The Real Match Rate? US DO Students Match Into Orthopaedic Surgery at Significantly Lower Rates than US MD Students Despite Single Accreditation.
Background: Orthopaedic surgery remains one of the most competitive residency matches for both senior allopathic (MD) and senior osteopathic (DO) medical students. Despite the completion of a transition to single accreditation of residency programs accredited by the American Osteopathic Association and the Accreditation Council for Graduate Medical Education in 2020, little is known about the subsequent impact of this new environment for DO and MD orthopaedic applicants. The purpose of this study was to evaluate the differences between MD and DO match rates using both Electronic Residency Application Service (ERAS) and National Residency Matching Program (NRMP) data.
Methods: ERAS applicant data from 2020 to 2023 specific to orthopaedic surgery were obtained from the Association of American Medical Colleges. NRMP data were queried for the same years. Both NRMP (unadjusted) and ERAS (adjusted) match rates were calculated and compared for each year and cumulatively. In addition, the proportion of ERAS applicants that failed to rank orthopaedic surgery in the NRMP was calculated and compared between senior MD and senior DO applicant groups.
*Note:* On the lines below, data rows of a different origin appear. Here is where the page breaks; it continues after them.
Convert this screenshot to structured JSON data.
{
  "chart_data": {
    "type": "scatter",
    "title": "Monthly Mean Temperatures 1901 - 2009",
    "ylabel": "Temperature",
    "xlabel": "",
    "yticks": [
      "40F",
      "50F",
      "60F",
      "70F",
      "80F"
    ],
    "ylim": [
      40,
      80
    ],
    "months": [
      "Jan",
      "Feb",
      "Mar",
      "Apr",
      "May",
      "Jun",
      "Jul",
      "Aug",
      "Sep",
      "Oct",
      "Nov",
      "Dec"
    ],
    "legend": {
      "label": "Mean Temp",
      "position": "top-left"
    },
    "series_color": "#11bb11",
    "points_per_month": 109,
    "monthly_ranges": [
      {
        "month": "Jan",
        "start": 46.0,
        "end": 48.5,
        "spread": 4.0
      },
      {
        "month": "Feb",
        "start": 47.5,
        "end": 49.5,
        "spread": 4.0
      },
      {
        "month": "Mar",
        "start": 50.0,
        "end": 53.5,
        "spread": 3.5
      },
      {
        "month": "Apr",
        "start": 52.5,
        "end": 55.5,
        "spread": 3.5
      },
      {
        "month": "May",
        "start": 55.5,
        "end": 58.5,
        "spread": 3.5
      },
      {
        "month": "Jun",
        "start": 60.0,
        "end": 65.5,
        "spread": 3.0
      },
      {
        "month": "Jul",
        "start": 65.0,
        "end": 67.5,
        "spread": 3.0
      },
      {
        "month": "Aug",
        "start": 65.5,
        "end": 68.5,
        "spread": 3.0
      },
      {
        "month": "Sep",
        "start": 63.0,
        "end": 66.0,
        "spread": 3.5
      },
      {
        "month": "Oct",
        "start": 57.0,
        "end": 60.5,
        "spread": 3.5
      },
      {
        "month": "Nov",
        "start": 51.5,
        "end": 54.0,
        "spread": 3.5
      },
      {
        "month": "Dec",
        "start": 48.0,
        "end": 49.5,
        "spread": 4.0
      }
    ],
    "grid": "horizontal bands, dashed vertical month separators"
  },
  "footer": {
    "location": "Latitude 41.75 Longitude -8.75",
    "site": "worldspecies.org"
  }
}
Results: From 2020 to 2023, the unadjusted match rate dropped for MDs (79% vs 73%, p = 0.002) and DOs (63% vs 50%, p = 0.009). Adjusted match rates over this time were not different for MDs (59% vs 57%, p = 0.22) or DOs (39% vs 37%, p = 0.67). Overall, the unadjusted and adjusted match rate for DO applicants was lower than MD across all years (p < 0.05). For every year except 2023 (p = 0.15), a larger proportion of US DO senior students with ERAS applications did not submit a final NRMP rank list for orthopaedics (p < 0.05).
Conclusions: Aspiring DO orthopaedic surgeons have lower match rates and higher rates of abandoning plans to apply for orthopaedic surgery between ERAS application and NRMP compared with their US MD peers despite single accreditation. Active identification of bias, orthopaedic mentorship, and focused advising may help prepare qualified applicants for competitive specialty matches.
Level of evidence: Level III. See Instructions for Authors for a complete description of levels of evidence.